Uitspraak
COLLEGE VAN BEROEP VOOR HET BEDRIJFSLEVEN
[naam], te [woonplaats] (de ondernemer)
College van Beroep voor het bedrijfsleven
In deze uitspraak van het College van Beroep voor het bedrijfsleven, gedateerd 5 november 2024, wordt de minister van Economische Zaken veroordeeld tot vergoeding van de proceskosten in een beroepszaak. De ondernemer had in beroep verzocht om vergoeding van de proceskosten, omdat de minister hem tegemoet was gekomen. Het College oordeelt dat, gezien artikel 8:54 van de Algemene wet bestuursrecht (Awb), een zitting niet nodig was, omdat er voldoende informatie beschikbaar was om tot een uitspraak te komen. De ondernemer had zijn beroep ingetrokken, maar verzocht om de minister in de proceskosten te veroordelen, verwijzend naar eerdere correspondentie waarin een voorstel voor de hoogte van de proceskostenvergoeding was gedaan.

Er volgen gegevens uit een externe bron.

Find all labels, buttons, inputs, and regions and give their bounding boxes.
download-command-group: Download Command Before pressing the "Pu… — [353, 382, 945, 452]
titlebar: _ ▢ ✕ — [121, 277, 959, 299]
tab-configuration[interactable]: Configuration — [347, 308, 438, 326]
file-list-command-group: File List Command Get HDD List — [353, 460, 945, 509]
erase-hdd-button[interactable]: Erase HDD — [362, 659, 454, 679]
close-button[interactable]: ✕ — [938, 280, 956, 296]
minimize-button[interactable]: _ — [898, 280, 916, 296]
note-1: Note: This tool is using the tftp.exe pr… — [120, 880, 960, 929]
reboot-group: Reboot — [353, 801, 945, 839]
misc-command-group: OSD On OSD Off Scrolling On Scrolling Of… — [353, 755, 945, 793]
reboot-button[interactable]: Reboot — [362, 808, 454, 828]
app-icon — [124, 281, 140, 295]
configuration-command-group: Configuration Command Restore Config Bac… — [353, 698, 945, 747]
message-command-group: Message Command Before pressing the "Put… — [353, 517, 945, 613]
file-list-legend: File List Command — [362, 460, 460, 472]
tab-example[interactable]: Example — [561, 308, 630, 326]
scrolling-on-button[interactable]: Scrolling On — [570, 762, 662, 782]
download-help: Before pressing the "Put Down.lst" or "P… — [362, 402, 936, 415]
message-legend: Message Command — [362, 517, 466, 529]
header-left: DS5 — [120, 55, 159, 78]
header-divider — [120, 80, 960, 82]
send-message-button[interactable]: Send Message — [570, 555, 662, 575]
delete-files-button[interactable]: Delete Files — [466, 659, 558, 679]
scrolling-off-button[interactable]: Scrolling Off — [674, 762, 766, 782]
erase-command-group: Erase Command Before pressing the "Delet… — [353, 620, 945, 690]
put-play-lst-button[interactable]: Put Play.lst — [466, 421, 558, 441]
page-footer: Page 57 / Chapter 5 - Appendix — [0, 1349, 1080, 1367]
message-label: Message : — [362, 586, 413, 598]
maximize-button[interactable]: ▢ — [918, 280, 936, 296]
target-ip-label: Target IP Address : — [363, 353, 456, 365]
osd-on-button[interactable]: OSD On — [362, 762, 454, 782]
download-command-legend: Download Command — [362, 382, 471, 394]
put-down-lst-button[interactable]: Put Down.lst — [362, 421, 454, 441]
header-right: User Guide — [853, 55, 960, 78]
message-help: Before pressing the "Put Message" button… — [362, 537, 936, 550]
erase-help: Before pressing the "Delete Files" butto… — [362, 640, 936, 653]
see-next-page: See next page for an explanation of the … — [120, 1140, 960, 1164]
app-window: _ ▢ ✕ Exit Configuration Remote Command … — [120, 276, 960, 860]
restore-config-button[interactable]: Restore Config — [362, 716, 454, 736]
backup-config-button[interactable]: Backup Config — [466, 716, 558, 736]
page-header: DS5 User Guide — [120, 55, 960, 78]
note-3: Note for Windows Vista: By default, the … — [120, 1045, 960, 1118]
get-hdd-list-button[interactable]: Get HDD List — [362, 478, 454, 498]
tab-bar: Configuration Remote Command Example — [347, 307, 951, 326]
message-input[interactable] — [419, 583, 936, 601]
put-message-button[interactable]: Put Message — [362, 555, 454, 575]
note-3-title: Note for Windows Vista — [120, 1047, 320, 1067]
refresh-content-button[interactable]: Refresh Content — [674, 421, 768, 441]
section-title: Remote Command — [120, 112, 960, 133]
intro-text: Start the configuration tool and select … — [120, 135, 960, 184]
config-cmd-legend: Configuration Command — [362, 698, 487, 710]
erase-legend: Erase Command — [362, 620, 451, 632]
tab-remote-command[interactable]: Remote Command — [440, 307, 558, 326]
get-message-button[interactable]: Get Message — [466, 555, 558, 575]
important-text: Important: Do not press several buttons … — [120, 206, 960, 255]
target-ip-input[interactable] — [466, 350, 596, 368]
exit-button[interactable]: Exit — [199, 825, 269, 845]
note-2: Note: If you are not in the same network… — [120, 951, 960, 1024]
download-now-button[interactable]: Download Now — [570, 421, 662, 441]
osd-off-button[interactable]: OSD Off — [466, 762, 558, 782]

De minister had op 28 juni 2024 een herzieningsbesluit genomen, waarbij een hogere subsidie op grond van de Regeling subsidie vaste lasten financiering COVID-19 (TVL) voor het derde kwartaal van 2021 was vastgesteld. Dit betekende dat de minister aan de ondernemer tegemoet was gekomen, wat de basis vormde voor de proceskostenvergoeding. Het College stelde vast dat deze beroepszaak samenhangt met 30 andere beroepszaken, en paste de vergoeding aan op basis van het Besluit proceskosten bestuursrecht (Bpb). De totale kosten werden vastgesteld op € 3.100,-, wat neerkomt op € 100,- per beroepszaak.
Het College merkte op dat de minister al een vergoeding in bezwaar had toegekend en zag geen aanleiding voor een nadere kostenveroordeling in bezwaar. De verplichting voor de minister om de kosten van het griffierecht te vergoeden, voortvloeit uit artikel 8:41 van de Awb. De uitspraak werd gedaan door mr. D. Brugman, in aanwezigheid van griffier E.A. van der Meel, en is openbaar uitgesproken op 5 november 2024.